Quantification of Chimerism and Graft Immune Cell Composition with Alloseq HCT, a Highly Sensitive and Precise Next-Generation Sequencing Assay, in Patients Post-Hematopoietic Stem Cell Transplantation

Introduction: Chimerism changes post hematopoietic cell transplant (HCT) can be an early indication of disease relapse. Graft immune cell fraction composition has been seen associated with clinical outcome of hematopoietic cell transplantation patients (Saliba et al., Haematologica February 2020). AlloSeq HCT (CareDx Inc., CA, USA) is the latest innovation in chimerism testing, an NGS-based chimerism assay that uses a targeted SNP panel and provides standardized workflow with automated data analyses.

Objectives: We aimed to analyze graft immune cell composition using the AlloSeq HCT assay and compared it to the current standard laboratory method based on Short Tandem Repeat (STR) analysis.

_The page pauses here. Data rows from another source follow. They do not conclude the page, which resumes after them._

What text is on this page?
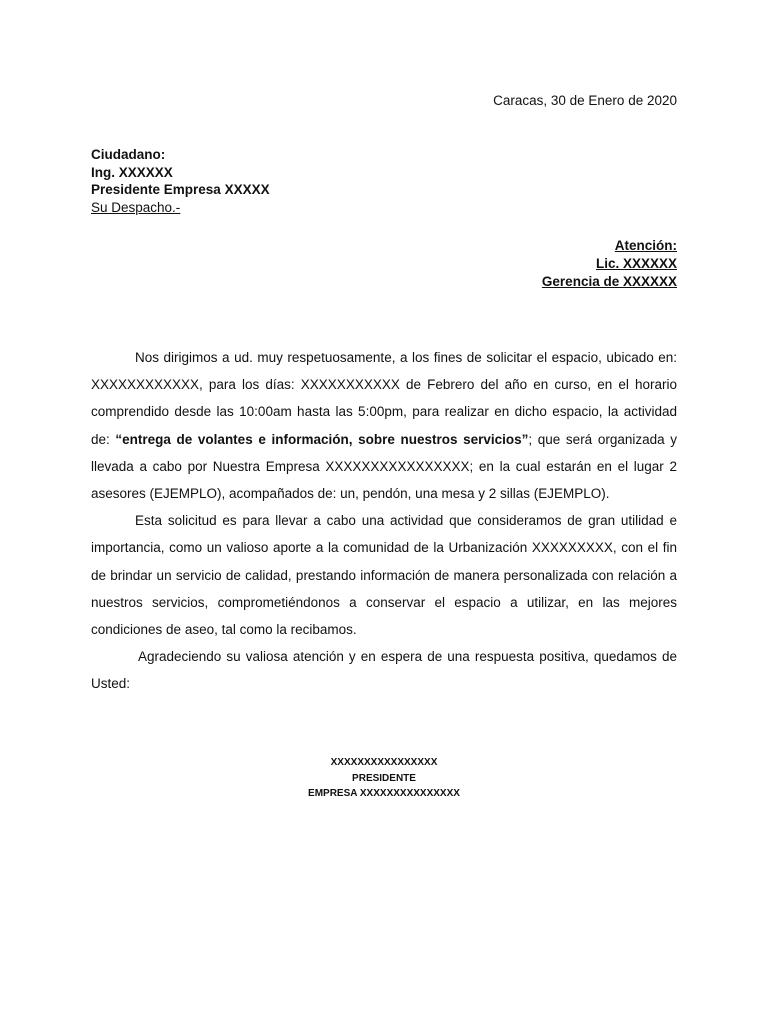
Caracas, 30 de Enero de 2020
Ciudadano:
Ing. XXXXXX
Presidente Empresa XXXXX
Su Despacho.-
Atención:
Lic. XXXXXX
Gerencia de XXXXXX

Nos dirigimos a ud. muy respetuosamente, a los fines de solicitar el espacio, ubicado en: XXXXXXXXXXXX, para los días: XXXXXXXXXXX de Febrero del año en curso, en el horario comprendido desde las 10:00am hasta las 5:00pm, para realizar en dicho espacio, la actividad de: “entrega de volantes e información, sobre nuestros servicios”; que será organizada y llevada a cabo por Nuestra Empresa XXXXXXXXXXXXXXXX; en la cual estarán en el lugar 2 asesores (EJEMPLO), acompañados de: un, pendón, una mesa y 2 sillas (EJEMPLO).

Esta solicitud es para llevar a cabo una actividad que consideramos de gran utilidad e importancia, como un valioso aporte a la comunidad de la Urbanización XXXXXXXXX, con el fin de brindar un servicio de calidad, prestando información de manera personalizada con relación a nuestros servicios, comprometiéndonos a conservar el espacio a utilizar, en las mejores condiciones de aseo, tal como la recibamos.

Agradeciendo su valiosa atención y en espera de una respuesta positiva, quedamos de Usted:

XXXXXXXXXXXXXXXX
PRESIDENTE
EMPRESA XXXXXXXXXXXXXXX
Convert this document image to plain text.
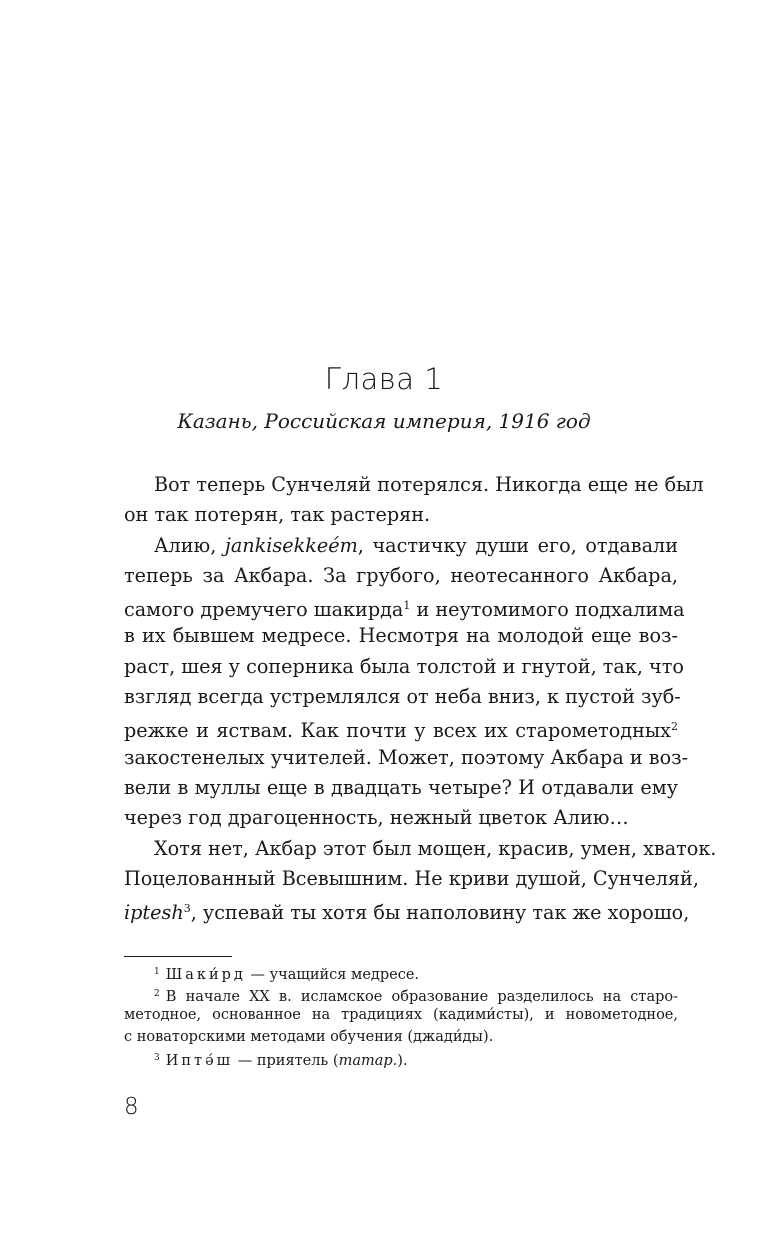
Глава 1

Казань, Российская империя, 1916 год

Вот теперь Сунчеляй потерялся. Никогда еще не был
он так потерян, так растерян.
Алию, jankisekkeém, частичку души его, отдавали
теперь за Акбара. За грубого, неотесанного Акбара,
самого дремучего шакирда$^1$ и неутомимого подхалима
в их бывшем медресе. Несмотря на молодой еще воз-
раст, шея у соперника была толстой и гнутой, так, что
взгляд всегда устремлялся от неба вниз, к пустой зуб-
режке и яствам. Как почти у всех их старометодных$^2$
закостенелых учителей. Может, поэтому Акбара и воз-
вели в муллы еще в двадцать четыре? И отдавали ему
через год драгоценность, нежный цветок Алию…
Хотя нет, Акбар этот был мощен, красив, умен, хваток.
Поцелованный Всевышним. Не криви душой, Сунчеляй,
iptesh$^3$, успевай ты хотя бы наполовину так же хорошо,
$^1$ Шаки́рд — учащийся медресе.
$^2$ В начале XX в. исламское образование разделилось на старо-
методное, основанное на традициях (кадими́сты), и новометодное,
с новаторскими методами обучения (джади́ды).
$^3$ Иптә́ш — приятель (татар.).
8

Methods: A total of 8 post HCT samples from peripheral blood were taken at the same time point for cellular subfraction and isolation of CD15+, CD33+, granulocytes (GR) and monocytes (MN) cells prior to genomic DNA (gDNA) extraction. For each recipient, donor gDNA was input as a reference sample. The kit-based test AlloSeq HCT was used to prepare libraries and sequenced on the Illumina MiSeq platform. AlloSeq Software performed the QC and data analysis for the evaluation of percent chimerism (median ± CI 95%). Results below limit of detection (LOD of 0.32% for AlloSeq HCT and 3% for STR) were excluded in the Mann-Whitney and Spearman correlation analyses. For inter-assay variation 3 subfraction samples with results along the dynamic range were repeated 2-3 times on AlloSeq HCT and the coefficient of variation (CV) was calculated.

Results: CD3+ cells dominated graft cellular composition with a chimerism of 31.6% (10.4 to 44.3%), followed by MN cells at 10.0% (1.4 to 18.6%) and GR cells at 7.3% (0.56 to 13.9%), and CD15+ was the smallest fraction with 2.9% (-4.0 to 9.8%). Median levels of chimerism in each cellular subfraction of the grafts were not statistically significant different when comparing AlloSeq HCT and STR (p>0.5) (Fig. 1A). Results of percent of chimerism obtained for each cell fraction using both methods exhibited an overall correlation of r=0.96 (CI 95%: 0.88 to 0.98) (Fig. 1B). LOD results were reported in 5 with AlloSeq HCT compared to 9 with STR out of the total 26 subfraction tested (19% vs 35%). The inter-run CV was 1.7, 14.5 and 1.6 with a means percent chimerism of 0.8, 17.0 and 14.3, respectively.

Conclusion: The immune cell composition of the graft can be characterized in clinical practice with NGS-based chimerism assay. Evaluation of AlloSeq HCT showed excellent assay performance and a larger dynamic range compared with STR, as well as increased sensitivity by reporting 4 cases where percent chimerism was undetectable by STR. NGS-based medicine shows great promise for better detection and definition of HCT graft with a streamlined workflow.